Durch die Prognose einer ukrainischen Nato-Mitgliedschaft und das Ignorieren von Einwänden gegen die Erweiterung des Bündnisses im gesamten politischen Spektrum Russlands trug die Regierung zu einer Invasion bei, mit der nur wenige gerechnet hatten.

Die Regierung Biden hat (zunehmend zerstrittene) Verbündete gewonnen, Sanktionen gegen Russland verhängt, die Ukrainer bewaffnet und die USA sowie die Nato aus einem direkten Krieg mit Russland herausgehalten. Aber die schrecklichen Kosten wachsen in der Ukraine, im Westen und im Globalen Süden.

Ironischerweise haben die Sanktionen in Europa möglicherweise mehr wirtschaftliche Verwerfungen verursacht als in Russland. Die Demonstrationen in Frankreich, Italien und Deutschland weiten sich aus, während die Europäer einen Winter mit steigenden Energiekosten, Fabrikschließungen und zunehmendem Elend erleben.

Hinter den Schrecken des Krieges und der dramatischen Konfrontation mit China verbergen sich echte Sicherheitsprioritäten, die die von Biden versprochene "Außenpolitik für die Mittelschicht" besser zum Ausdruck bringen könnten.

Der katastrophale Klimawandel richtet immer mehr Zerstörung an und fordert immer mehr Menschenleben. Er wird Millionen von Menschen zum Verlassen ihrer Häuser zwingen. Biden hat die Vereinigten Staaten wieder in das Pariser Abkommen zurückgeführt, einen weitgereisten Klimabeauftragten ernannt und die erste große Investition in erneuerbare Energien beschlossen – aber die USA haben im letzten Jahr mehr fossile Brennstoffe verbrannt als im Jahr zuvor, die Welt heizt sich weiter auf, und die Regierungen doktern weiter an den Problemen herum.

Covid hat einer Million US-Amerikanern das Leben gekostet, Tendenz steigend. Neue Infektionskrankheiten sind unvermeidlich, ein Nebenprodukt der Globalisierung und des Klimawandels.
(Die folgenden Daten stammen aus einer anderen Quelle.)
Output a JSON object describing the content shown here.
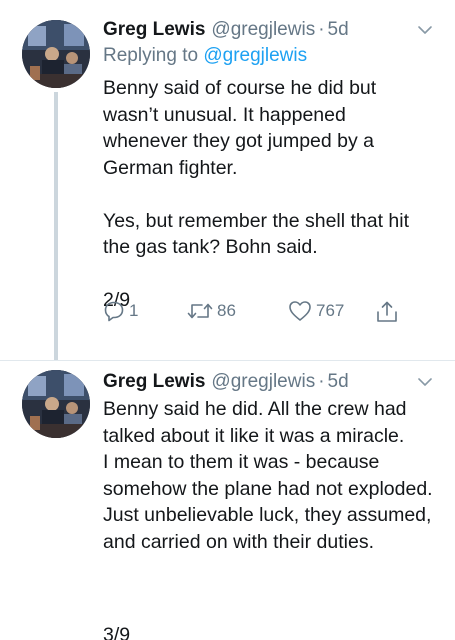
{
  "tweets": [
    {
      "name": "Greg Lewis",
      "handle": "@gregjlewis",
      "separator": "·",
      "time": "5d",
      "reply_prefix": "Replying to",
      "reply_mention": "@gregjlewis",
      "paragraphs": [
        "Benny said of course he did but wasn’t unusual. It happened whenever they got jumped by a German fighter.",
        "Yes, but remember the shell that hit the gas tank? Bohn said."
      ],
      "counter": "2/9",
      "replies": "1",
      "retweets": "86",
      "likes": "767"
    },
    {
      "name": "Greg Lewis",
      "handle": "@gregjlewis",
      "separator": "·",
      "time": "5d",
      "lines": [
        "Benny said he did. All the crew had talked about it like it was a miracle.",
        "I mean to them it was - because somehow the plane had not exploded.",
        "Just unbelievable luck, they assumed, and carried on with their duties."
      ],
      "counter": "3/9"
    }
  ],
  "icons": {
    "reply": "reply-icon",
    "retweet": "retweet-icon",
    "like": "heart-icon",
    "share": "share-icon",
    "menu": "chevron-down-icon"
  },
  "colors": {
    "accent": "#1da1f2",
    "secondary_text": "#657786",
    "thread_line": "#ccd6dd"
  }
}
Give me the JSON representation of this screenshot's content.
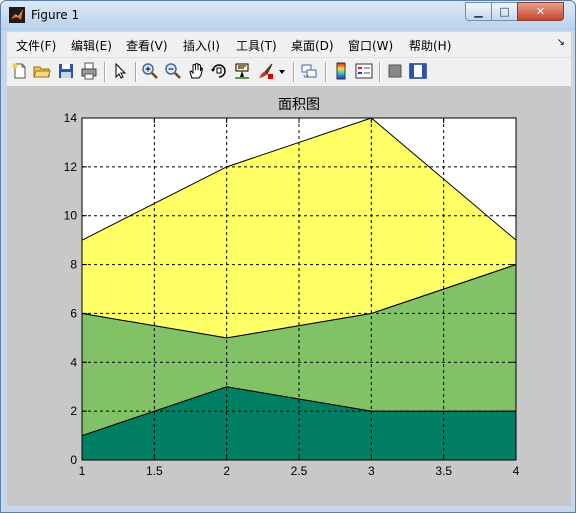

Doch unser öffentliches Gesundheitssystem ist heute schwächer als zuvor, unsere öffentliche Meinung gespaltener, und die notwendigen Investitionen in die Forschung sind nicht zu sehen.

Biden sagt, dass er dem Wiederaufbau der US-Wirtschaft oberste Priorität einräumt. Doch die Ungleichheit nimmt weiter zu, die Korruption ist allgegenwärtig. Die Militärausgaben steigen weiter, auch wenn die sozialen Bedürfnisse nicht befriedigt werden. Die Kosten für die Grundversorgung, Wohnen, Studium, Altersvorsorge - werden für die meisten US-Amerikaner immer unerschwinglicher.

"Amerika ist zurück", brüstet sich der Präsident. Die offensichtliche Frage aber ist: "Zurück wofür?